- 18:44 UTC: A series of errors alerted our team of our backend database having issues.
- 18:52 UTC: Our engineer on call escalated the issue after confirming our backend database was down. This affected some services like our admin interface and our authentication caching layer.
- 19:05 UTC: Our on call support team started responding affected customers personally and opened a public incident.
- 19:12 UTC: Our ops team detected the issue to be too many open connections to the database and proceeded to increase the limit.
- 19:20 UTC: Additionally some internal services responsible for the high number of connections to the database were restarted/redeployed.
- 19:32 UTC: Our backend database recovered and became fully operational.
Root cause analysis
Our backend database ran over the limit of allowed connections because of a back-office process after some indexing changes on our backend.

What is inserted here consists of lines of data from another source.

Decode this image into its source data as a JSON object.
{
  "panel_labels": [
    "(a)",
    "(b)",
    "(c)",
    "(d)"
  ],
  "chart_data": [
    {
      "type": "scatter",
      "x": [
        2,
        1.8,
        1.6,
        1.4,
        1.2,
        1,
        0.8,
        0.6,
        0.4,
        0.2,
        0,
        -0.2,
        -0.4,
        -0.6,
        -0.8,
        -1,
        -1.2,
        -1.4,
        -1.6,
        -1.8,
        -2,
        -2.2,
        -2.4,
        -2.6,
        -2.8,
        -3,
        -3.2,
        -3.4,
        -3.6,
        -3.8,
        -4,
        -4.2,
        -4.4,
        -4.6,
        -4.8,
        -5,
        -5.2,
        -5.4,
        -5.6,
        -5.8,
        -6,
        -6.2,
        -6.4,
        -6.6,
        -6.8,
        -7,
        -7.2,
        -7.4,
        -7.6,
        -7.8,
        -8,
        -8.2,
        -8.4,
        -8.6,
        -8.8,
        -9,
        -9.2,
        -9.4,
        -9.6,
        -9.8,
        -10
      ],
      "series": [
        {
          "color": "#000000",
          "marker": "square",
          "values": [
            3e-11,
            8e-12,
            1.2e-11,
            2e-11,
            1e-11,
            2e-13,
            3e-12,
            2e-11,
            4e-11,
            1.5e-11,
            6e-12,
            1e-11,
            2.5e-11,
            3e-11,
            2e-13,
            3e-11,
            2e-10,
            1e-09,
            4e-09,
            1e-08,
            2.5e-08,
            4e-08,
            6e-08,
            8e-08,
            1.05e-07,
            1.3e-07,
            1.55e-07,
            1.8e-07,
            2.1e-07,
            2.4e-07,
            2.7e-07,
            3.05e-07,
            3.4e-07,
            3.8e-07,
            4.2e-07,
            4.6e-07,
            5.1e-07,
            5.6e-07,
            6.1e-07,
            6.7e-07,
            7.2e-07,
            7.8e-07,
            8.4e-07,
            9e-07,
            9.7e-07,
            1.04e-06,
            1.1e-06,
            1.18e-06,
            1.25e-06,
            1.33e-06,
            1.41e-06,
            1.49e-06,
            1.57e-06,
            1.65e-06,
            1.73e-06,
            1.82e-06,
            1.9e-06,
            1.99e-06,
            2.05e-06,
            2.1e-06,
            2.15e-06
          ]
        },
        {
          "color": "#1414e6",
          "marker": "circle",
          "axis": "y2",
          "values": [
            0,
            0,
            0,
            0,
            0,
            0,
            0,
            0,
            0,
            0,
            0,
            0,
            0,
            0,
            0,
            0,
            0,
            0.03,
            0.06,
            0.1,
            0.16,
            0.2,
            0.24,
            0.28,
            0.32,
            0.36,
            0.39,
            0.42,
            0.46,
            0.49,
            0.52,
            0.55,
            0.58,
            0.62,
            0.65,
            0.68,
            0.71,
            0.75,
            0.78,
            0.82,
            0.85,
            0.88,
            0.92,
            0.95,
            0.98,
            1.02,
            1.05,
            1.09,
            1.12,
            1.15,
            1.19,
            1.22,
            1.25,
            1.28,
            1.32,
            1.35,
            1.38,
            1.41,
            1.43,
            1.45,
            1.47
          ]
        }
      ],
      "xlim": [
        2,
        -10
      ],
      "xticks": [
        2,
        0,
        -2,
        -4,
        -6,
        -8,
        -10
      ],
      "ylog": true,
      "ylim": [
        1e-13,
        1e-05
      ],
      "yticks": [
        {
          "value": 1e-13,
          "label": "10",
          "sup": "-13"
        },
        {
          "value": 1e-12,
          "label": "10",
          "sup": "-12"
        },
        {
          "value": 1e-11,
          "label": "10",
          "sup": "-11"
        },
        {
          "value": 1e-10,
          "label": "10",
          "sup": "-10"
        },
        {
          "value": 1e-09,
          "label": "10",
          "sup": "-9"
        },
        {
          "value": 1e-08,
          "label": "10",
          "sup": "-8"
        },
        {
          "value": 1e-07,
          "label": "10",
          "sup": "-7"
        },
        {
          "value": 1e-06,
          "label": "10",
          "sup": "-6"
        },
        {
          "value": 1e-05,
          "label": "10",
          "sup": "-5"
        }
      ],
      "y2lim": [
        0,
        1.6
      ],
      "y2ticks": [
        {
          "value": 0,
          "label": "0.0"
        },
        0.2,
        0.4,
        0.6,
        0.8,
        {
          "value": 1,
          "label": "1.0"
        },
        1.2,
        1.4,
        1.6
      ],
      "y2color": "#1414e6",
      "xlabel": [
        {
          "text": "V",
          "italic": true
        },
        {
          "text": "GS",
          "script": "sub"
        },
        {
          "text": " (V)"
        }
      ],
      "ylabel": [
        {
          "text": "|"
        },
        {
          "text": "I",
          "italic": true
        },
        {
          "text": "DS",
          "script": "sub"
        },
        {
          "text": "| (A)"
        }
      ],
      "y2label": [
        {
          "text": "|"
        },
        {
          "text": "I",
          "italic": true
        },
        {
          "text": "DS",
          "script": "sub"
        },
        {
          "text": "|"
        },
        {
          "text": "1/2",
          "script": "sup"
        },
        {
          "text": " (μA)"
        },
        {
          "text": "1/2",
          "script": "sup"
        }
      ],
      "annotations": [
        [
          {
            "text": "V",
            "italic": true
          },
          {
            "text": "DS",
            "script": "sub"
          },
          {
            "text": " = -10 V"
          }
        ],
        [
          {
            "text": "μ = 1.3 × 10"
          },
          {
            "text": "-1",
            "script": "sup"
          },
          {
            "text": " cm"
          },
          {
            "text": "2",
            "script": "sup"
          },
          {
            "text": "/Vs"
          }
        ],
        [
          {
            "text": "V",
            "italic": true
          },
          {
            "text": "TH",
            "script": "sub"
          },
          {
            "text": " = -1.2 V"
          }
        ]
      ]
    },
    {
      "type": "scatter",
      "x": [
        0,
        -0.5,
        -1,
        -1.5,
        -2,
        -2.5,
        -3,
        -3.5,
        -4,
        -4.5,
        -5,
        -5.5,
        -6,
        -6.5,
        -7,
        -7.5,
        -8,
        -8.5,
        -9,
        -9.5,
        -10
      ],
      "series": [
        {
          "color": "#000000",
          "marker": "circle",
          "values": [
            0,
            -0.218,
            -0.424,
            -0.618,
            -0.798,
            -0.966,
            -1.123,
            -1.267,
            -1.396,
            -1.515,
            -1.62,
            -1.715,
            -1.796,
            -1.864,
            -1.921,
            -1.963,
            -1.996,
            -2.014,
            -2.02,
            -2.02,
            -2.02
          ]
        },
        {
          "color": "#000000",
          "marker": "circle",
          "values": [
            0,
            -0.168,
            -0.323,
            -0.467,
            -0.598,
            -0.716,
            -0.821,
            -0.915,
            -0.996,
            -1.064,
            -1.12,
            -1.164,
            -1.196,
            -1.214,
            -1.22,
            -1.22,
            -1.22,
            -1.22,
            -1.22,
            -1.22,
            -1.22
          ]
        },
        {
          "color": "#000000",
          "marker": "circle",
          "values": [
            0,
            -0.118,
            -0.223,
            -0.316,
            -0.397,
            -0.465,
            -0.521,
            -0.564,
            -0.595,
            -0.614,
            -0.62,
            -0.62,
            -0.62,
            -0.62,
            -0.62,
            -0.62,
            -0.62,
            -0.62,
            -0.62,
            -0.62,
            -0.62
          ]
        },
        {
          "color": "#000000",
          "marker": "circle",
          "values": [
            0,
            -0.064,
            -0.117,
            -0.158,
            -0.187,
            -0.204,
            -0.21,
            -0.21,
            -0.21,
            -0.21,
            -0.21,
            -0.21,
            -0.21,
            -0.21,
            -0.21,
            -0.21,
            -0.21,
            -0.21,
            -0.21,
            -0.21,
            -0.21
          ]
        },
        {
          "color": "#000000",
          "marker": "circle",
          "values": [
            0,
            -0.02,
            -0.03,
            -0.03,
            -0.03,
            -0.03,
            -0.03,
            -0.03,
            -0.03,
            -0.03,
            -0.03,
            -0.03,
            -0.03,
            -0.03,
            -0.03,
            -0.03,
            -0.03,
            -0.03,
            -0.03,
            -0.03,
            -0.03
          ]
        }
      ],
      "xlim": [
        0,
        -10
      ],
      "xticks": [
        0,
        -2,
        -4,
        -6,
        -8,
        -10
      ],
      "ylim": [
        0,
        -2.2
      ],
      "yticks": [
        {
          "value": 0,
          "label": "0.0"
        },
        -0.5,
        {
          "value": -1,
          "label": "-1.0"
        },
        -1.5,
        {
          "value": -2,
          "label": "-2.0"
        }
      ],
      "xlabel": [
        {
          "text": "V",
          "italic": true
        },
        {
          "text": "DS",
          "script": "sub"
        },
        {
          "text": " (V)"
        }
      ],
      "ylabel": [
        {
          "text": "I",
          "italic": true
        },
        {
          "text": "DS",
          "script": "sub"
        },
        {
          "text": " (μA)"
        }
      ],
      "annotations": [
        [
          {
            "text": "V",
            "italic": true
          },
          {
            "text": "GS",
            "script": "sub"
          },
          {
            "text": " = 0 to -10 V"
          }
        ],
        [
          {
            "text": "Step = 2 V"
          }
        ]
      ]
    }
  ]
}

This issue resulted in our admin console being down for around 45 min.
Additionally there was a small percentage of customer's databases affected, the ones for which their authentication had expired on our authentication caching layer.
We are going to take a number of actions to prevent this from happening in the future, some of them have been already implemented:
- We're going to deprecate the internal service that was responsible for the increase of number of connections.
- We've set up a much higher default number of open connections limit for our backend database.
- We've added to our monitoring infrastructure more related metrics to get alerted in case a similar problem happens in the future.
- We are moving to native authentication in the coming weeks, so any incident related to our backend database is not going to affect customer's deployments anymore.